My dad recently "gifted" me a very old iMac (device model: A1311) running software version Mac OS X 10.6.8, better known as Snow Leopard. Before repurposing it for God knows what, he asked that I wipe the computer. No problem, right? After all, this is very easy to do on more modern versions of MacOS. Since Snow Leopard was the last major release to not come with a recovery partition, the options are Internet Recovery or to boot off the Snow Leopard DVD, which I just happen to have. I tried to boot into recovery mode over and over and the iMac just spits out the disc on boot (throws me right to the login screen). Eventually, it gave me something different but altogether less helpful: a blank white screen. Nothing material changed to cause such a dramatic difference at boot. No new hardware; it didn't get moved or dropped, nothing.

So this is where I am at now: a blank white screen. There's no indication that anything is wrong with the hard drive (no blinking folder with a question mark, no sad Mac, no clicking sound) but then again, it isn't doing anything to indicate that anything is going well. A PRAM reset is possible (three chimes) but upon release I still have a white screen. DVD is still getting spit out after 10 seconds or so after boot. Single user mode won't work either. Booting from disc (Command + C) also yields nothing.

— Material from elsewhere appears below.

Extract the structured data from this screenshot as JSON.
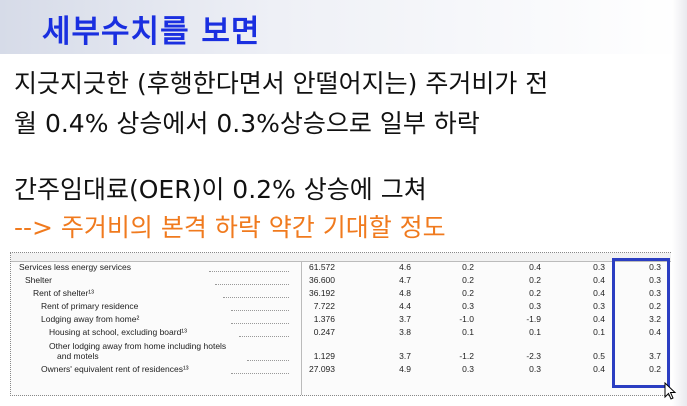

At this point it's more a me vs. the computer situation but I was wondering if any of you fine, smart people had any ideas for how to defeat this boss. I'll admit being slightly rusty with legacy OS X so maybe there's something I've just forgotten that is a quick fix. Either way, thanks for reading.

  • 1
    If memory serves me correct Snow Leopard may have had two discs. Check the labeling that you have the right one (Disc-1 or Install or some such). If you have another Mac you can check the disc(s) to verify they are readable. Also I believe that the option key will allow you to select a boot device. What does that show? Commented Sep 17, 2023 at 23:19
  • Does the iMac boot at all, in its existing state?
    – IconDaemon
    Commented Sep 17, 2023 at 23:48

1 Answer 1


According to everymac.com, the model number A1311 covers the 21.5-inch iMacs given in the table below.

Date Pre-Installed OS X Maximum macOS Internet Recovery Capable Standard RAM
Late 2009 10.6.1 (10A2155) 10.13.6 No 4 GB
Mid-2010 10.6.3 (10D2322a) 10.13.6 Requires Firmware Update 4 GB
Mid-2011 10.6.6 (10J4026) 10.13.6 Requires Firmware Update 4 GB
Late 2011 10.7.2 (11C40) 10.13.6 Yes 2 GB

A few comments:

  • Only the first three can run OS X 10.6.8. So, your Mac cannot be a Late 2011 model.
  • If you cannot boot to Internet Recovery, then either your Mac is not capable or has not had the firmware upgrade.
  • None of Macs can boot from the original Snow Leopard 10.6 DVD. This is a single dual layer (DL) DVD and is shown below.

snow leopard dvd

You could create a Lion or newer compatible OS X/macOS USB flash drive installer, boot from the flash drive, then wipe the Mac. See the question How can I download an older version of OS X/macOS?

Does the Mac currently boot to Snow Leopard 10.6.8? Do you have any other machines running OS X/macOS or Windows that you could use to make a flash drive?

Since the newest macOS available for your Mac is High Sierra (which is fairly old) and a Windows install would require a purchase, you might consider installing a Linux such as Ubuntu. Your Mac should meet the recommended system requirements. Perhaps a bootable USB Live Ubuntu flash drive could be used to wipe the internal drive.